The latest proof is Nebraska bucking the national trend of declining property tax trends.

It always takes a while for the effects of declining property values to take effect, but the housing bust that started in 2008 has begun to make itself felt in tax receipts.

Last year, property tax collections rose only 1.2 percent, which is a .9 percent decline once inflation is taken into account. According to the federal Bureau of Economic Analysis, that's the first time property tax collections have fallen below the inflation rate since 1995 and only the third time in 40 years.

If the trend continues, governments may bring in fewer actual dollars this year than last, even without accounting for inflation. That's the first time that has happened since the Great Depression.

Nebraska's housing bubble didn't burst because it really never existed, so local governments -- mostly schools -- are being spared the worst of the decline in property taxes, especially in rural areas where farmland prices are climbing.

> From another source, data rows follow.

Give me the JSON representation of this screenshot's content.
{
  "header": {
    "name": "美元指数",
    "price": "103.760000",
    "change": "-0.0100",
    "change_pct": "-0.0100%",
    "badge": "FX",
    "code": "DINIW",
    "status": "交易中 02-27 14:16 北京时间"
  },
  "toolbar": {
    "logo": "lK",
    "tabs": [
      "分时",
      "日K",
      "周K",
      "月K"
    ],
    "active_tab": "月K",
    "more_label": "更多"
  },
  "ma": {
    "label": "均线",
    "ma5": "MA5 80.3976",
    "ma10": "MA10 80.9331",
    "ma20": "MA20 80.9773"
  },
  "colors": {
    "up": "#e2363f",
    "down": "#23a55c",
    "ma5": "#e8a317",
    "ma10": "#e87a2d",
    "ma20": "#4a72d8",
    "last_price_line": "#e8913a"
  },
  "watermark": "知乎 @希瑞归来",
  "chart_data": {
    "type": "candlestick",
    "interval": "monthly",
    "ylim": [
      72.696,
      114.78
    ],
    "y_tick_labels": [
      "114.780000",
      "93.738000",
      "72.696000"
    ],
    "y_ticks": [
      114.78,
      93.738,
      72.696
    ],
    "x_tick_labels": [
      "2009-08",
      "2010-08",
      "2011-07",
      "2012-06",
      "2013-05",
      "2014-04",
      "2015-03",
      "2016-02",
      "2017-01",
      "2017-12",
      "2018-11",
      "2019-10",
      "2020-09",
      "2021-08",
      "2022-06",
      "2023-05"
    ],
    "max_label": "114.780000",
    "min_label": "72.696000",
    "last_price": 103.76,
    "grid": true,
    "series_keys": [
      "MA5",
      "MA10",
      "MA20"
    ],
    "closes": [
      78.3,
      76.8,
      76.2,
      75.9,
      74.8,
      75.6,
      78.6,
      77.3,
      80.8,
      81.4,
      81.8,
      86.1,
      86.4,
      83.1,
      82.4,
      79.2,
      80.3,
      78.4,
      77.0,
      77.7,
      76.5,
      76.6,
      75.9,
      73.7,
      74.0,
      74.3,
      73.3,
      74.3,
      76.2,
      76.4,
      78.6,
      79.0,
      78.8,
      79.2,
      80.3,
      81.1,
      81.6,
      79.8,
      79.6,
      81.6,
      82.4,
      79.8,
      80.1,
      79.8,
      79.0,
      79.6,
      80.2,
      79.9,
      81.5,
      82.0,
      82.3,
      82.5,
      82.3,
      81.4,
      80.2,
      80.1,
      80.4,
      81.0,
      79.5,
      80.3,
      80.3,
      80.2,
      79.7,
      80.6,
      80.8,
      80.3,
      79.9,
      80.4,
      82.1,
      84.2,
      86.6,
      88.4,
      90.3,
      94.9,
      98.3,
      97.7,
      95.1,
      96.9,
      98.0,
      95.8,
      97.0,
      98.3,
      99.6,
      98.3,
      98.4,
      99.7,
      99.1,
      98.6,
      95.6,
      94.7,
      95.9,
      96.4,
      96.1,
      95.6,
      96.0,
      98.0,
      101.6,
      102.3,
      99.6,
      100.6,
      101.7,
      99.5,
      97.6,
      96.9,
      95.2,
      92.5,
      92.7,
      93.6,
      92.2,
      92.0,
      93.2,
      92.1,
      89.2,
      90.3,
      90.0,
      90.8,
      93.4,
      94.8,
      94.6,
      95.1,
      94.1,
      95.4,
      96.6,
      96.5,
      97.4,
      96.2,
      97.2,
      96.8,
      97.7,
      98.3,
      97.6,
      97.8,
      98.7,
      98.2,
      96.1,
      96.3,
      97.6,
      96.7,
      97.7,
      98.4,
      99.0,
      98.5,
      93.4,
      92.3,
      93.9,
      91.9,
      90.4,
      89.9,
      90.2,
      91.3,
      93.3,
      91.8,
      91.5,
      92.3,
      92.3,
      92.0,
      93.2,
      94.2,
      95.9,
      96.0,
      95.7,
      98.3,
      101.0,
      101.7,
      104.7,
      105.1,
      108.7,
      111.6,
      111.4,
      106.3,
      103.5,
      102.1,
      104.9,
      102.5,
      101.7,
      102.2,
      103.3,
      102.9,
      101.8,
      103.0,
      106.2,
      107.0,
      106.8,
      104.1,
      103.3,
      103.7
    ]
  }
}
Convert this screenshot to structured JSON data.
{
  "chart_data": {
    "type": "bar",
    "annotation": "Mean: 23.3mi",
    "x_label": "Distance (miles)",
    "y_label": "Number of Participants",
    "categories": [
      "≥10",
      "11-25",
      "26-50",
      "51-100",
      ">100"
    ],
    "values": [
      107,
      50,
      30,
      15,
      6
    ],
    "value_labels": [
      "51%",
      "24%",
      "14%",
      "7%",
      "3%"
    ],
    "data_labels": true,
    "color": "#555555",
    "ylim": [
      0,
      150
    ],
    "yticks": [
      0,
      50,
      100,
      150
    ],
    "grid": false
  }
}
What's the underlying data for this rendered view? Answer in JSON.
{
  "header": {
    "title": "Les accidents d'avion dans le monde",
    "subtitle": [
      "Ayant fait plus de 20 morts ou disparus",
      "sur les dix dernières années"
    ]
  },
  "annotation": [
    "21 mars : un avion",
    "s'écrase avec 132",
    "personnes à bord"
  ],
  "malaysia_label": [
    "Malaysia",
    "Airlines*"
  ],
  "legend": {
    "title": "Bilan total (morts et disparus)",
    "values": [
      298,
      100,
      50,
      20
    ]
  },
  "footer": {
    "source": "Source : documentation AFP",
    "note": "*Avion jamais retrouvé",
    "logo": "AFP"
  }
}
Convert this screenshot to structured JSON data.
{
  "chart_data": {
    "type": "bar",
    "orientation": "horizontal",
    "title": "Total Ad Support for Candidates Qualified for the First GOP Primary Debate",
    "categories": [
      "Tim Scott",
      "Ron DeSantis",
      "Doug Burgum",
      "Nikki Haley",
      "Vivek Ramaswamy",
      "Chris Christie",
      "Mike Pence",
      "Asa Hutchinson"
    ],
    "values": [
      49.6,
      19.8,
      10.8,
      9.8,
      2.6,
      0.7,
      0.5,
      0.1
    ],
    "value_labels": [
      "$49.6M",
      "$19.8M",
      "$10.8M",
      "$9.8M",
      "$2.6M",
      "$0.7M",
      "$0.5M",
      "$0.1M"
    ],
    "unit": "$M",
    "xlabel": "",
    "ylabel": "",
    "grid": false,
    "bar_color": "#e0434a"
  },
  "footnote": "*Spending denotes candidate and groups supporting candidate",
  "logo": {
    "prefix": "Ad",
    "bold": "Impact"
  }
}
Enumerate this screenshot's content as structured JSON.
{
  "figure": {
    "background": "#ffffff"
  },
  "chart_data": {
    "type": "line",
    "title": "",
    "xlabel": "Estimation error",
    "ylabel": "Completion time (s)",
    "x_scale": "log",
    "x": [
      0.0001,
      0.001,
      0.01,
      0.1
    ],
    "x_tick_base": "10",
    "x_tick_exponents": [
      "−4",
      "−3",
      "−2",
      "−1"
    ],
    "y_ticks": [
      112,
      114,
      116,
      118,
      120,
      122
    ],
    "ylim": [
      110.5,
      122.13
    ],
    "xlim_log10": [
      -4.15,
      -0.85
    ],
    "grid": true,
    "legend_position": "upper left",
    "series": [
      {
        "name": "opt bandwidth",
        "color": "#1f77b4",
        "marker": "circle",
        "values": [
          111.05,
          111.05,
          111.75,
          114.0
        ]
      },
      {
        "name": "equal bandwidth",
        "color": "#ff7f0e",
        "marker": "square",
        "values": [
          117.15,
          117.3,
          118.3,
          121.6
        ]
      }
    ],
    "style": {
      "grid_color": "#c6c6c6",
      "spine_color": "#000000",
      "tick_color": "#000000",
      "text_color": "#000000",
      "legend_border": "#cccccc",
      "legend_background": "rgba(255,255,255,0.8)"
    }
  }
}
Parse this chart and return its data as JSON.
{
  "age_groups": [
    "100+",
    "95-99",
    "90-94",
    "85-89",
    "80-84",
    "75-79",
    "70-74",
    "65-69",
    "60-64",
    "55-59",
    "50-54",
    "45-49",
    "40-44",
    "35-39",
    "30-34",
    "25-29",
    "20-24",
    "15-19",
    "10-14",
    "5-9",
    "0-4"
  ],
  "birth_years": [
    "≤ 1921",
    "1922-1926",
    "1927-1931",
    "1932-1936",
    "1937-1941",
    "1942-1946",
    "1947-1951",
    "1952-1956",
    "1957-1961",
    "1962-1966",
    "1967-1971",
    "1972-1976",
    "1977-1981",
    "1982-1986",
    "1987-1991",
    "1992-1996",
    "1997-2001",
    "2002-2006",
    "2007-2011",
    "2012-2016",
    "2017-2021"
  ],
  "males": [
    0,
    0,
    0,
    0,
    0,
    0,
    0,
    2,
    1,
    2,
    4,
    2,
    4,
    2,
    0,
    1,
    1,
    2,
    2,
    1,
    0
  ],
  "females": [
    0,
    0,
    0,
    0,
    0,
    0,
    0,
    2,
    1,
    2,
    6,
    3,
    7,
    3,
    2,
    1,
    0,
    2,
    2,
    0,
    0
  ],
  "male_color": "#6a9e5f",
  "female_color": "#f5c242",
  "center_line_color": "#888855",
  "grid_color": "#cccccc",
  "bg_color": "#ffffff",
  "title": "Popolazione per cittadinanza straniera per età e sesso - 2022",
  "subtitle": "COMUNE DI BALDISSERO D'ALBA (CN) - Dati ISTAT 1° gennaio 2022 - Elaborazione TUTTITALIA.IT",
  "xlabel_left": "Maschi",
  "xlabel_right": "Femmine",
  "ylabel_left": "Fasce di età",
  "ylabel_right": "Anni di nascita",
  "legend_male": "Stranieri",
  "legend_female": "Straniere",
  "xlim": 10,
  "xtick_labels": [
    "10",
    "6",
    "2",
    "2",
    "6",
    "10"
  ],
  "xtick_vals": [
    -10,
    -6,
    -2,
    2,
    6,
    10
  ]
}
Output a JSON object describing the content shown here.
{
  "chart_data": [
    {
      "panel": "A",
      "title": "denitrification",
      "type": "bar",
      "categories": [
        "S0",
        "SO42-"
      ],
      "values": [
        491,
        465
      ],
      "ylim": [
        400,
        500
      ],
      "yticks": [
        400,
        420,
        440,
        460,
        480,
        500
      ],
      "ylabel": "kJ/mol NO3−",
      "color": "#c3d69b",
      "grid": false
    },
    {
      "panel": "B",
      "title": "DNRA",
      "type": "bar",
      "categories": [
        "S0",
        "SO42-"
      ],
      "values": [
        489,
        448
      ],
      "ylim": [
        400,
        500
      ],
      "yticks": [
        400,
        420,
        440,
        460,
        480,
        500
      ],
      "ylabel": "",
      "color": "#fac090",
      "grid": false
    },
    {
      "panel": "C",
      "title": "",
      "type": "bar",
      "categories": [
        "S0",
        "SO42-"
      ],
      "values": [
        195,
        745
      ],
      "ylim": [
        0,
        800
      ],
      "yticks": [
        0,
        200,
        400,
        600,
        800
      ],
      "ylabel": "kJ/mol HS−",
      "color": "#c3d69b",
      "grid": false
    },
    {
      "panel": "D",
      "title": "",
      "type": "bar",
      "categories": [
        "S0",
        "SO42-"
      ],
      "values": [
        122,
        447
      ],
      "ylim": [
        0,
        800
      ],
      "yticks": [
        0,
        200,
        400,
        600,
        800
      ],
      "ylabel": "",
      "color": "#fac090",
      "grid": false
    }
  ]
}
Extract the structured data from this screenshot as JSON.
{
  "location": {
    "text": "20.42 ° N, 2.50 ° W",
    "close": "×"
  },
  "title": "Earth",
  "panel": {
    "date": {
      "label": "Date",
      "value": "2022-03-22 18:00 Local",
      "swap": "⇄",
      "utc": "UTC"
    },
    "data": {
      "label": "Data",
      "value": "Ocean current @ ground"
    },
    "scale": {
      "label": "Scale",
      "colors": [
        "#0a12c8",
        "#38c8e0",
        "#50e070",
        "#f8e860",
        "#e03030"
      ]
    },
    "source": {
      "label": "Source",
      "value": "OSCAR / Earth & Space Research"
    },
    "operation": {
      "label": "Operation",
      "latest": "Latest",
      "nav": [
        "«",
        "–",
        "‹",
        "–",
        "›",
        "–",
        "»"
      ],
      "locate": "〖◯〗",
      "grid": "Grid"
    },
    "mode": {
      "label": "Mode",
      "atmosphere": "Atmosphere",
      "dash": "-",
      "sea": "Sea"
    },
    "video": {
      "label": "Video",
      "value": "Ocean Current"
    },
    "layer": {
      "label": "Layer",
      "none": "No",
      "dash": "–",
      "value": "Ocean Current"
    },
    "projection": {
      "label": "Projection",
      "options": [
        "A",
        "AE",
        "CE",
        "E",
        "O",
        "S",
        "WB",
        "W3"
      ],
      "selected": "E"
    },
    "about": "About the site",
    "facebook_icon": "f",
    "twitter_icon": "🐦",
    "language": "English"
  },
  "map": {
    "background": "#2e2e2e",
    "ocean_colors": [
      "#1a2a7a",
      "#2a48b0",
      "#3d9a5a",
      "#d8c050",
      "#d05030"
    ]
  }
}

Farmland prices are climbing in Southwest Nebraska as well, but officials are concerned that conversion of irrigated land to dryland -- forced by the Republican River Compact dispute with Kansas, will cut into property tax revenue.

Nationally, school districts, which receive about 40 percent of property taxes collected, have been forced to cut 270,000 employees, or 3.3 percent of their workforce, since July 2008.

It takes a while for property taxes to come down -- tax lids also work as tax floors, many states average property values over multiple years, and equalization systems cut rates when valuations rise and raise them when they fall.

Regardless of property values, all levels of government spending must be scrutinized to make sure taxpayers get the most bang for their buck.